Menurutnya, menjaga keamanan bukan hanya tanggung jawab kepolisian semata. Perlu ada dukungan dan sinergitas dari masyarakat.

Di tataran daerah, kata dia, patut diakui sedang gempar dan dirundung isu-isu yang mengancam perpecahan. Di antara isu-isu itu terdapat nuansa SARA yang melibatkan identitas Suku, Agama, Ras, dan Golongan.

Selain isu SARA, ada juga berita bohong atau hoax yang sedang marak di dalam negeri, baik itu menyangkut politik maupun agama, yang terus meresahkan masyarakat.

“Sinergitas antara Polri dan elemen masyarakat sangat diperlukan untuk menghindari adanya isu SARA dan politik identitas pada Pemilu 2019. Karena hal ini marak terjadi sebagai senjata untuk menyerang lawan politik,” ujarnya.

Olehnya, dia mengajak setiap masyarakat untuk selalu menjaga stabilitas keamanan di daerah ini.

Elon juga mengajak masyarakat agar tidak mudah terpengaruh dengan segala isu-isu yang bisa memecah belah persatuan, sebab kata dia, persatuan dan kesatuan bangsa merupakan hal utama yang harus dijaga.

Di jaman sekarang ini, lanjut dia, banyak oknum yang menyebarkan berita bohong atau hoax untuk menjatuhkan orang lain demi meraih keuntungan.

Menurutnya, strategi seperti ini membuat masyarakat yang sebelumnya cukup toleran, menjadi terpicu hoax yang disampaikan secara terus-menerus.

Menurutnya, hal paling utama yang dilakukan untuk menangkal isu-isu itu adalah, masyarakat mengingat kembali bahwa Indonesia menghargai agama seluruh rakyatnya.

“Pilihan politik bisa berbeda, tetapi persaudaraan yang sudah lama terjalin di masyarakat harus tetap dijaga,” ujarnya.
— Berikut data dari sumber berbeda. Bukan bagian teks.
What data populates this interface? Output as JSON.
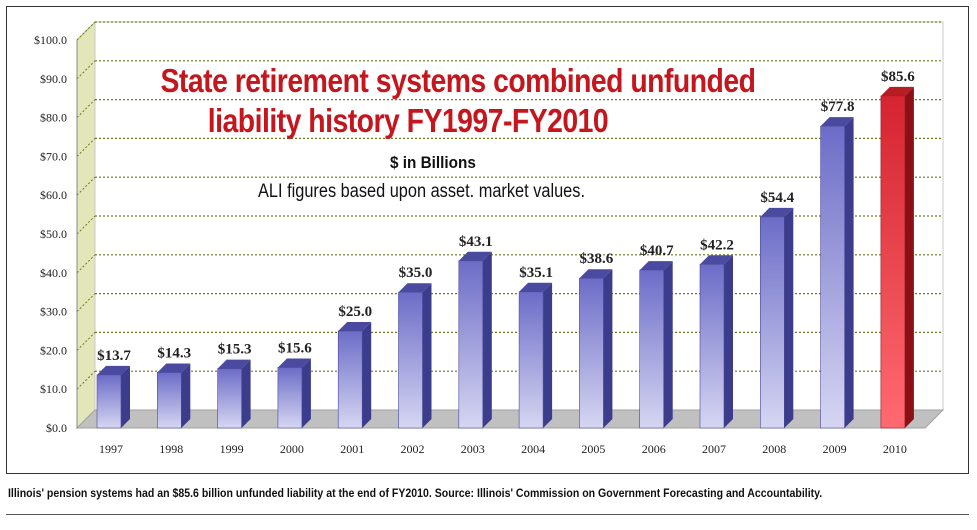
{
  "chart_data": {
    "type": "bar",
    "title_line1": "State retirement systems combined unfunded",
    "title_line2": "liability history FY1997-FY2010",
    "subtitle": "$ in Billions",
    "note": "ALI figures based upon asset. market values.",
    "categories": [
      "1997",
      "1998",
      "1999",
      "2000",
      "2001",
      "2002",
      "2003",
      "2004",
      "2005",
      "2006",
      "2007",
      "2008",
      "2009",
      "2010"
    ],
    "values": [
      13.7,
      14.3,
      15.3,
      15.6,
      25.0,
      35.0,
      43.1,
      35.1,
      38.6,
      40.7,
      42.2,
      54.4,
      77.8,
      85.6
    ],
    "data_labels": [
      "$13.7",
      "$14.3",
      "$15.3",
      "$15.6",
      "$25.0",
      "$35.0",
      "$43.1",
      "$35.1",
      "$38.6",
      "$40.7",
      "$42.2",
      "$54.4",
      "$77.8",
      "$85.6"
    ],
    "y_ticks": [
      0,
      10,
      20,
      30,
      40,
      50,
      60,
      70,
      80,
      90,
      100
    ],
    "y_tick_labels": [
      "$0.0",
      "$10.0",
      "$20.0",
      "$30.0",
      "$40.0",
      "$50.0",
      "$60.0",
      "$70.0",
      "$80.0",
      "$90.0",
      "$100.0"
    ],
    "ylim": [
      0,
      100
    ],
    "grid": true,
    "highlight_category": "2010",
    "colors": {
      "bar": "#7b7bd0",
      "bar_dark": "#3c3c8c",
      "highlight": "#e0303a",
      "highlight_dark": "#8a1016",
      "title": "#c4161c",
      "wall": "#e3e6b8",
      "grid": "#6b7a1a"
    }
  },
  "caption": "Illinois' pension systems had an $85.6 billion unfunded liability at the end of FY2010. Source: Illinois' Commission on Government Forecasting and Accountability."
}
Dia pun mengajak seluruh lapisan masyarakat untuk santun dan bijak dalam bermedia sosial dan tidak mudah terpancing pada hal-hal yang sengaja memecah belah persatuan.

“Kami juga mengharapkan masyarakat senantiasa menampilkan sikap dan perilaku yang santun dalam berdemokrasi dengan menggunakan hak pilih sesuai hati nurani, tanpa ada tekanan dari kelompok-kelompok yang mempunyai kepentingan,” tutupnya. (RIFAY)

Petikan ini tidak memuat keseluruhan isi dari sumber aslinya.